If you were Duroflex, you would check all the boxes.
In the process, the five-decade-old mattress maker doubled its turnover from Rs 500 crore in FY20 to Rs 1,000 crore in FY22. The company’s managing director Mathew Chandy attributes this growth to a series of “bold moves”, which include ramping up the company’s online presence and expanding its offline footprint. Over the past couple of years, Duroflex opened over 50 new experience centres. It forayed into the furnishing space as well, launching a range of recliners, sofas, sofa beds and bed linen, including an eco-friendly range. The brand widened its portfolio in the mattress space, offering products to address orthopedic needs and made with materials such as latex and pocket spring.
“With most people working from home, and often from their beds, we launched and sold a lot of products through digital channels, and also ramped up our offerings under our digital native brand, Sleepyhead,” says Chandy. The company, which had just 3-4% of its sales coming from digital channels before the pandemic, now sees close to 33% of its sales from e-commerce. Chandy says the brand focused on educating consumers about the value of sleep in the context of building immunity during the pandemic years. It helped that the company received a $60-million funds injection from Norwest Venture Partners last year.
A Rs 2,000-crore opportunity
The mushrooming of digital-first players like Wakefit and The Sleep Company over the past few years has livened up the segment. Chandy says, “The launch of Sleepyhead was not in response to the new, D2C brands but rather to cater to younger, digitally savvy consumers seeking different products and convenient modes of purchase and delivery. This was a trend we identified in developed markets a few years ago.” Earlier this month, Ranveer Singh was named the face of Sleepyhead. Last year, Duroflex had roped in Alia Bhatt as brand ambassador.
This fiscal, the brand is stepping up its efforts in markets like Maharashtra, Gujarat, Punjab and Delhi NCR for retail expansion. “A large part of our growth will come from the new markets, which is why we recently set up a factory in Indore. Currently, the South accounts for the larger share of our business, while around 25% comes from the North and West. We expect new offerings, along with e-commerce, to drive growth. With our sights on the Rs 2,000-crore mark, we plan to add another 50 experience centres in the next 12-15 months,” he adds. An IPO is also in the offing.
A report by RedSeer puts India’s mattress market at around Rs 15,000 crore, and growing at a CAGR of 10%. The branded market, with around 37% share, is expected to grow at a higher CAGR of 13% to occupy 40% share this year.

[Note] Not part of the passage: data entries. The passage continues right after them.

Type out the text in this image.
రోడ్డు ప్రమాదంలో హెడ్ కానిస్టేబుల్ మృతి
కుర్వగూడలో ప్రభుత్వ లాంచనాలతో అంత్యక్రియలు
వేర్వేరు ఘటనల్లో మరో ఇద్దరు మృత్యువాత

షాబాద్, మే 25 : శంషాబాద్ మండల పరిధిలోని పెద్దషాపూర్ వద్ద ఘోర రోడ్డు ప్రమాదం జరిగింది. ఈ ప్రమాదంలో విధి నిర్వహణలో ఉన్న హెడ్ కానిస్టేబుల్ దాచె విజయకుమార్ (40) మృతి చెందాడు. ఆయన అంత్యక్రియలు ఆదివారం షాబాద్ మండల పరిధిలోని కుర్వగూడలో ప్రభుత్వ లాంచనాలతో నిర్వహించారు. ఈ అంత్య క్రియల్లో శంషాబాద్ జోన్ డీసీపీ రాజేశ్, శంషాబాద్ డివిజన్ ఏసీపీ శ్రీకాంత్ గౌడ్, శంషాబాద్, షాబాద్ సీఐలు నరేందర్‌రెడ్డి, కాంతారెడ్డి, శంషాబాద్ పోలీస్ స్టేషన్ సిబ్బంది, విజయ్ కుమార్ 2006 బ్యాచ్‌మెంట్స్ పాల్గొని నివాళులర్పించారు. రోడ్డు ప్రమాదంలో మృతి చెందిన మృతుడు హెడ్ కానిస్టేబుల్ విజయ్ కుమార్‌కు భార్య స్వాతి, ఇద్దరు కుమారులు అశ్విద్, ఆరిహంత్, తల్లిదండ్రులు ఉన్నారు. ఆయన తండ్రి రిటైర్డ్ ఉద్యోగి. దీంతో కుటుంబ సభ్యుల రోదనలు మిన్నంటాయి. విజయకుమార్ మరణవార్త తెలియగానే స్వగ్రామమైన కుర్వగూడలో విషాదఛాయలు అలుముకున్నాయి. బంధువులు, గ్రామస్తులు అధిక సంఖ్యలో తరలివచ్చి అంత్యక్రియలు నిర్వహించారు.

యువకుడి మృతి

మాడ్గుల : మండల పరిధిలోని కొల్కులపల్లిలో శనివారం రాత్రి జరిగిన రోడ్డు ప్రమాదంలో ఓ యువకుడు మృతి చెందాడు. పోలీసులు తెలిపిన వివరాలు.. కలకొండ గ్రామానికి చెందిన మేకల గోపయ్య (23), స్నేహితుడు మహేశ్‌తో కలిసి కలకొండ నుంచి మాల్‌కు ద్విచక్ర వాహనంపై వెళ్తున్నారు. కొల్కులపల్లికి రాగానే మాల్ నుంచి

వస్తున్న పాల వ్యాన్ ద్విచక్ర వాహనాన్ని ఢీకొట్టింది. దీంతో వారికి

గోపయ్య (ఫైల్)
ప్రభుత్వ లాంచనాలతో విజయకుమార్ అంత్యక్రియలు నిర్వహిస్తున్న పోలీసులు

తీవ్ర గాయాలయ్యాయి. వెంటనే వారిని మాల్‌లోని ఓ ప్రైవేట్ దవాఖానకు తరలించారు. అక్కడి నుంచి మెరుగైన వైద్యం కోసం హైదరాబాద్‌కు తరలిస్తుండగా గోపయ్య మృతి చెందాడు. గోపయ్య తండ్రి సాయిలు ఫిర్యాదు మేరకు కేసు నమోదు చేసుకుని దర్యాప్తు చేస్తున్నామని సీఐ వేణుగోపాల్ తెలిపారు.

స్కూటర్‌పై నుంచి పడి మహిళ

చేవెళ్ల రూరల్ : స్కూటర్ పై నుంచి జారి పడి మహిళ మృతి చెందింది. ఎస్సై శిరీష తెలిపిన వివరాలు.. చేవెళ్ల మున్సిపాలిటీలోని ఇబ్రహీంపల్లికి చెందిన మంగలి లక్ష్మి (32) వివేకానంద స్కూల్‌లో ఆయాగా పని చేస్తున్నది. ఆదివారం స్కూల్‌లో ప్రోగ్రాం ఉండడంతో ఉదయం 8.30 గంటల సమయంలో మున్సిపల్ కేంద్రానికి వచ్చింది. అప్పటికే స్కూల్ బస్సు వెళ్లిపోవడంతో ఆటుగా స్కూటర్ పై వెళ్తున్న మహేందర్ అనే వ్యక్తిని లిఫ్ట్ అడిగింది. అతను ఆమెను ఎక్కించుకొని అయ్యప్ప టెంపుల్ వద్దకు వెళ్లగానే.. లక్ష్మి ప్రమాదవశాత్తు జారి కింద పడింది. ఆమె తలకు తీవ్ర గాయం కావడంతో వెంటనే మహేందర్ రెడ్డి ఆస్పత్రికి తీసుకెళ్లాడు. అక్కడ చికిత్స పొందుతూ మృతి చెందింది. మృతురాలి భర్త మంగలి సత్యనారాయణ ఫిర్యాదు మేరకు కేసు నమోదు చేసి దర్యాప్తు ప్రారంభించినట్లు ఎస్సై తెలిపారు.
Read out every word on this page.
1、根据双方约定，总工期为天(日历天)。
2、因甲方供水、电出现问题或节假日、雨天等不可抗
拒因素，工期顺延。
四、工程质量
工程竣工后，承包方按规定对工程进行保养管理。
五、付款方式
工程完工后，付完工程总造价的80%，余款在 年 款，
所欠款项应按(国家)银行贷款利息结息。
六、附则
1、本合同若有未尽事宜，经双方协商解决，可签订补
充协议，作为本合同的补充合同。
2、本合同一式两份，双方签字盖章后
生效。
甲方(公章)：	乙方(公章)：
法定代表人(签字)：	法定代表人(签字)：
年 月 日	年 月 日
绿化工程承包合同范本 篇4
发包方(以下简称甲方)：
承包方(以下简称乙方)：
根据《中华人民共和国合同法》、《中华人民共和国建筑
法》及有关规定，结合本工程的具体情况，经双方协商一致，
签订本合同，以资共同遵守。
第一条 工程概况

Innovation in the mattress industry has helped increase sales in the branded segment.
Traditional brands have their work cut out for them when it comes to staying relevant to the younger demographic, with the advent of D2C brands that promise 100-day trials, purchasing convenience and 10-year warranties. Therefore, older players in the business like Duroflex will need to borrow from the D2C playbook if they have to take on new-age competition, observes Kartik Iyer, VP and head of Publicis Commerce, India. He says, “The customer has to be at the centre, and brands need to focus on education and strengthening their digital presence. Duroflex has a legacy advantage in this segment that it should leverage, since it has already won consumer trust and understands the market far better than new players. It also has a strong offline presence and solid dealer network, which is critical in a touch and feel category like this.”